Abstract

Results of previous studies about the effect of Kangaroo Mother Care (KMC) on hospital management indicators (HMIs) (length of stay [LOS], readmission to hospital, parent satisfaction, and parent's preference for same postdelivery care) had high confusions. The aim of this study was to conduct a systematic review and meta-analysis of randomized controlled trials on the effect of KMC on HMI in comparison with the conventional neonatal care (CNC).
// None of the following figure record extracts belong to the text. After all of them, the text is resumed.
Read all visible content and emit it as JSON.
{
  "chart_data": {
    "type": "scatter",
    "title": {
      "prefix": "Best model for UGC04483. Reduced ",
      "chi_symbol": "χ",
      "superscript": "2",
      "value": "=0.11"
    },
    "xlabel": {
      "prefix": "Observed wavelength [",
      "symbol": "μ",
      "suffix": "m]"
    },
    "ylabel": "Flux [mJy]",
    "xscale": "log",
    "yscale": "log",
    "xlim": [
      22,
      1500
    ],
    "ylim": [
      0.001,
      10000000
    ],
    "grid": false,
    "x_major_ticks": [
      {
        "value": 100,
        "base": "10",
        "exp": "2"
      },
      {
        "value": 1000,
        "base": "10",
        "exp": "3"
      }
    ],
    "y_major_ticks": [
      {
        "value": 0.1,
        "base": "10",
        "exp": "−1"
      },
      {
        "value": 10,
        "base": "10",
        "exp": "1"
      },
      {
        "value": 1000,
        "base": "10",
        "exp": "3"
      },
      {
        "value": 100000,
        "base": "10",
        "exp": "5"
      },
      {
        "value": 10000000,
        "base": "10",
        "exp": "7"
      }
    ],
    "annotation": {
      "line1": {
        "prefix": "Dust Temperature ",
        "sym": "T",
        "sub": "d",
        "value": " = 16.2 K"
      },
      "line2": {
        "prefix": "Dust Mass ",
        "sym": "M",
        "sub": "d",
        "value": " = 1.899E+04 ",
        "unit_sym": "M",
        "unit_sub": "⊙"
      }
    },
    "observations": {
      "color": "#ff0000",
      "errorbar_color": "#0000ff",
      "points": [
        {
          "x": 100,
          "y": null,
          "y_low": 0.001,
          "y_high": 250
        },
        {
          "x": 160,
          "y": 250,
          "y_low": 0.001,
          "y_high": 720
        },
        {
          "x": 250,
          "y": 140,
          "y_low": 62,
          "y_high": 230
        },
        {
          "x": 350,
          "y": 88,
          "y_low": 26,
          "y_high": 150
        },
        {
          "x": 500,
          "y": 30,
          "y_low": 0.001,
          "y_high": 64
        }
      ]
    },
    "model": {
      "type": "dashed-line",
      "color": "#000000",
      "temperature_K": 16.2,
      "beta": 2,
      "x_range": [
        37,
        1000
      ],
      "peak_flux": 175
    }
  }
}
In this systematic review and meta-analysis study, required data were collected by searching the following keywords: “length of stay,” “readmission to hospital,” satisfaction,” same post-delivery,” “hospital management,” indicators, “skin-to-skin,” “Kangaroo Mother Care,” randomized trial. The following databases were searched: Google Scholar, PubMed, EMBASE, Scopus, and Cochrane. To estimate the hospital management indicators, computer software Comprehensive Meta-Analysis 2 was used. Finally, 18 articles were included to analysis. The overall LOS standard different between groups (KMC vs. CNC) was − 0.91 days (95% confidence interval [CI], −2.14–0.32, Q = 25.6, df = 10, P = 0.004, I2 = 60.98). The overall readmission to hospital standard different between groups was − 1.78% (95% CI, −1.21%–0.86%, Q = 0.024, df = 1, P = 0.87, I2 = 0.00). The overall parent satisfaction standard different between groups was 5.3% (95% CI, −32.4%–43%, Q = 0.052, df = 2, P = 0.97, I2 = 0.00). The overall standard different between groups was 16.2% (95% CI, −24.7%–57.1%, Q = 0.040, df = 1, P = 0.84, I2 = 0.00). KMC improves HMI but not significantly. According to the current study result and other studies that report positive effect of KMC on health status of the newborns and parents, implemented of KMC in low- and middle-income countries recommended.